Tuesday, October 9, 2012

Affirmative Action


Tomorrow the Supreme Court hears another “affirmative action” case.  Can race be used as a factor in college admissions?  I’m hoping the Supreme Court rules that it can’t.

I first spoke out against affirmative action when I was a professor at Hartnell College in Salinas, California, in the early Seventies. I took some heat for that, but I thought it was wrong to base any decision on hiring or college admissions to be based on a person’s parentage.  You judge the individual, not the race or gender.  I have not changed my mind.

I do believe there are times when a racial or gender quota can be justified.  It can be used, for example, to remedy deliberate past discrimination.  I am also aware that groups that have been discriminated against in the past have a harder road to travel.  As a former college professor, I realize that a diverse classroom is far better for teaching purposes than an all-white classroom.  

Nevertheless, the bottom line is that you can’t discriminate for someone without at the same time discriminating against someone else.  

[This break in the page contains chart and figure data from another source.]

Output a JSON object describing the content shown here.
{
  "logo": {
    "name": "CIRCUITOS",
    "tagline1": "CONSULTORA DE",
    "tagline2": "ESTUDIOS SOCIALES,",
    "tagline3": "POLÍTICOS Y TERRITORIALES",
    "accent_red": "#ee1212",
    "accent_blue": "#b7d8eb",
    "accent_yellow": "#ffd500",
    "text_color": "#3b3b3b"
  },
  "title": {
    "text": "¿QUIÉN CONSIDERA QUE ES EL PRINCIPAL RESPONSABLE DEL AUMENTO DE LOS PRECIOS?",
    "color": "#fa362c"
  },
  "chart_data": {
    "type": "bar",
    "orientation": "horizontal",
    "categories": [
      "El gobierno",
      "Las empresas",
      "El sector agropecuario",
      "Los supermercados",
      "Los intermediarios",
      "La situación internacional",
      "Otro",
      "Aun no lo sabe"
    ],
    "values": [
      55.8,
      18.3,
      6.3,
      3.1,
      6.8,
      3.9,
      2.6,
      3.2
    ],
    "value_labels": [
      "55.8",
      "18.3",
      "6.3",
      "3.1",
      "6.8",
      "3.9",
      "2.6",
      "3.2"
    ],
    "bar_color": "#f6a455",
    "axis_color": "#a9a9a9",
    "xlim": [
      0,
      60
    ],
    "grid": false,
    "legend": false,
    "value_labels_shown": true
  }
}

Affirmative action programs focus on gender or race, never on class.  The group that is left out in higher education enrollment is not African-Americans or Latinos or women, it is all genders and races in the bottom third of the American class system.  If we had an affirmative action program based on income, I’d be for it.  If it is based on race or gender, I’m opposed.

1 comment:

  1. That might be the best post I have ever read from you. Grat point about income over race. In the mid 1990's my parents income was in the 26th percentile and I can tell you life was very hard. There were colleges I knew I could never consider based on price.